The Smashing Pumpkins – La Riviera (Madrid)

Después de haber firmado parte de los momentos más brillantes del grunge, The Smashing Pumpkins decidieron autodestruirse a finales de los noventa, en una sonada espiral de drogas, cambios de formación y pérdida de creatividad. Billy Corgan, lejos de asumir la realidad, se aferró como pudo a su guitarra, y a base de toneladas de canciones tan oscuras como prescindibles, resucitó una marca que ha conseguido mantener viva quince años después de su apogeo.

Y como el modelo basado en la cantidad, aunque sea a medio gas, parece que funciona, el de Illinois sigue erre que erre probando compañeros de aventura y componiendo sin parar, en una huida hacia delante cuya siguiente etapa es culminar Teargarden by Kaleidyscope, un proyecto con 44 canciones. Iniciado en 2009, el disco verá la luz el año que viene en formato físico y de forma parcial (13 canciones), bajo el título de Oceania.
The Smashing Pumpkins

Mientras tanto, Billy, acompañado por Jeff Schroeder (guitarra), Mike Byrne (batería) y Nicole Fiorentino (siempre chicas en el bajo), está culminando una ambiciosa gira que ayer tuvo parada en una Sala La Riviera llena desde hace meses de fans de los 90.

Sobre el directo de Smashing Pumpkins, lo primero que hay que decir es que no se sabe si son valientes o temerarios.

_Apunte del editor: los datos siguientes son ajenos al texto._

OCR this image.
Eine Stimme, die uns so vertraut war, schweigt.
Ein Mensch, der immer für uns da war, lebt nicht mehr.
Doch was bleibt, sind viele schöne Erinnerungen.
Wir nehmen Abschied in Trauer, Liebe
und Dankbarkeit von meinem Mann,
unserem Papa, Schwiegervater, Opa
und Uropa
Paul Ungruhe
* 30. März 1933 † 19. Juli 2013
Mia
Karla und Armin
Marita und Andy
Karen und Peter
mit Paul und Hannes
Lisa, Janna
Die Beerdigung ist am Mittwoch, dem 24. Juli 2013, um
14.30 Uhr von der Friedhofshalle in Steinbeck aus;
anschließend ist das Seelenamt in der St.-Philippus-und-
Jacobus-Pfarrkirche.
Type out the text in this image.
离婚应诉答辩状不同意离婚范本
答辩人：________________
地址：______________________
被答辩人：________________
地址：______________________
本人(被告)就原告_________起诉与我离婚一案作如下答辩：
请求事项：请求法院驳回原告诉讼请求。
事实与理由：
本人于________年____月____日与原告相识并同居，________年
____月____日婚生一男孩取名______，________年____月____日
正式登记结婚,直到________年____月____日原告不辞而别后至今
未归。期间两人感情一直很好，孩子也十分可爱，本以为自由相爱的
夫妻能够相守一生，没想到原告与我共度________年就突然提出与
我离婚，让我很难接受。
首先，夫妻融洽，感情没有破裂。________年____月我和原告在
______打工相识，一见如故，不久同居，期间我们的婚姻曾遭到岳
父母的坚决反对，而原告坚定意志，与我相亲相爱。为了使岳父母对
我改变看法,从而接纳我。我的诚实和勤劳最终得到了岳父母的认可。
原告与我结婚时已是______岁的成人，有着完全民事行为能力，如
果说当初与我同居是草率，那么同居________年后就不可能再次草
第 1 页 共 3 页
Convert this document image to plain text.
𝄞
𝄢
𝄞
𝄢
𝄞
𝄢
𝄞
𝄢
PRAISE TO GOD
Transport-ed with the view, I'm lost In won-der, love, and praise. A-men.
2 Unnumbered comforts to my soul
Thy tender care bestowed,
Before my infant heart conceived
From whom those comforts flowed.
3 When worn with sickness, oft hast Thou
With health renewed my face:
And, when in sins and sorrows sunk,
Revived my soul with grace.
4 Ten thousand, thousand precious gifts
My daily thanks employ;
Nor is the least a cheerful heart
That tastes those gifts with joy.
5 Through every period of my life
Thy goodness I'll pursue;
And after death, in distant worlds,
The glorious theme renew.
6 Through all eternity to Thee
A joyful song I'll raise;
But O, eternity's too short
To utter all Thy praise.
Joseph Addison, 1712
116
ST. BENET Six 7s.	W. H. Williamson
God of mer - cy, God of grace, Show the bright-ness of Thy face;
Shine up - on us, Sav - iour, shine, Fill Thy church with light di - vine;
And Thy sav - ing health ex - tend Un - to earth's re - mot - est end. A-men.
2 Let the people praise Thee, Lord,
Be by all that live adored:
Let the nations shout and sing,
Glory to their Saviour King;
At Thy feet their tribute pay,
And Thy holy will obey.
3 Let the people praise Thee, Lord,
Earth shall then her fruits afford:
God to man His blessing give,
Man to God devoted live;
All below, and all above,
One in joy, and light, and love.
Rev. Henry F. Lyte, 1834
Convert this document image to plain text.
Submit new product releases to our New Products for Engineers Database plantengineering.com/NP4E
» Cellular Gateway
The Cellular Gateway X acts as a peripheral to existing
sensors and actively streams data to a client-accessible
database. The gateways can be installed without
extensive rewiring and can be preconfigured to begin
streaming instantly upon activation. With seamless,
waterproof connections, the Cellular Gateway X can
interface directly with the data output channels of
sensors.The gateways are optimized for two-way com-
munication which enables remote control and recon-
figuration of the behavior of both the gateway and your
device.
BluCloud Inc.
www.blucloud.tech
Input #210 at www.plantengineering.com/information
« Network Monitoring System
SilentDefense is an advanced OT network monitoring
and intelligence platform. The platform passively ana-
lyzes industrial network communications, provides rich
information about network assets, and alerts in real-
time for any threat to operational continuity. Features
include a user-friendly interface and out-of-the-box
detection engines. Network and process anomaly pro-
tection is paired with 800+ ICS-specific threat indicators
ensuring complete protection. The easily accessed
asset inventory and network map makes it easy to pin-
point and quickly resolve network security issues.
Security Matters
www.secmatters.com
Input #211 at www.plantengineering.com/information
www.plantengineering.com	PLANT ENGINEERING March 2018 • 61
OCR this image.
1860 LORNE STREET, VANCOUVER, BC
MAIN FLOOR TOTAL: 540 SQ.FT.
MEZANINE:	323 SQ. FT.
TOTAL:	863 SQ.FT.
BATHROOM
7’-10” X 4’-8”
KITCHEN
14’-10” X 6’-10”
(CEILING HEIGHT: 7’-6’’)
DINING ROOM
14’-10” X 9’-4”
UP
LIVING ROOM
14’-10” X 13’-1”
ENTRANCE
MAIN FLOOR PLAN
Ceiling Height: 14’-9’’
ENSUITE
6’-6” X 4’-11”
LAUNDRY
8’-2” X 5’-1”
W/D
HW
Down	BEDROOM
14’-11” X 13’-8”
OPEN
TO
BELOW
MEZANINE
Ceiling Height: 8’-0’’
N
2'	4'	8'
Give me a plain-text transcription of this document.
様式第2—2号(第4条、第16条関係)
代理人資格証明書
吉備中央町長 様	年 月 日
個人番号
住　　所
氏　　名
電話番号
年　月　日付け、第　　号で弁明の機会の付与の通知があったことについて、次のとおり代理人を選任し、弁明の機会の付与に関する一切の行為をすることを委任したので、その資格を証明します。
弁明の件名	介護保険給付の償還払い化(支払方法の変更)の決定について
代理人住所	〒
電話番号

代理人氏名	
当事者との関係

De otra manera no se puede explicar que un grupo con un patrimonio musical como el suyo, elija un setlist tan complejo y plomizo, y además lo maneje con tal ausencia de ritmo que bordee los silbidos.

Comienzan como lo hace Oceania, con «Quasar» y «Panopticon». La digestión es pesada, así que la facilitan con un adecuado repaso del pasado a través de medios tiempos, «Starla» (Pisces Iscariot, 1994), «Geek U.S.A.» (Siamese Dream, 1993), «Muzzle» (Mellon Collie and the Infinite Sadness, 1995) y «Window Paine» (Gish, 1991).

Continúan el concierto con más novedades que giran en torno a la oscuridad y la psicodelia, pero insisten en rebajarlas con viejas glorias demasiado lentas para desperezar a un público que transita entre la hipnosis y la somnolencia. «Soma» (Siamese Dream) consigue despertar algún músculo, pero el ritmo pronto se olvida con otra pausa innecesaria entre canción y canción, o con un nuevo punteo indescifrable.

Aburridos llegamos al final del concierto y ocurre el milagro. «Cherub Rock» (Siamese Dream) cierra la primera parte y «Tonight, Tonight» (Mellon Collie and the Infinite Sadness) sirve de bis. El público vuelve a tener veinte años, estalla de felicidad, y termina aclamando a un gélido Billy Corgan que no merecía ni la mitad de los aplausos que recibió. De seguir por este camino, los conciertos que ofrezca en un par de años serán en salas del tamaño del Nasti.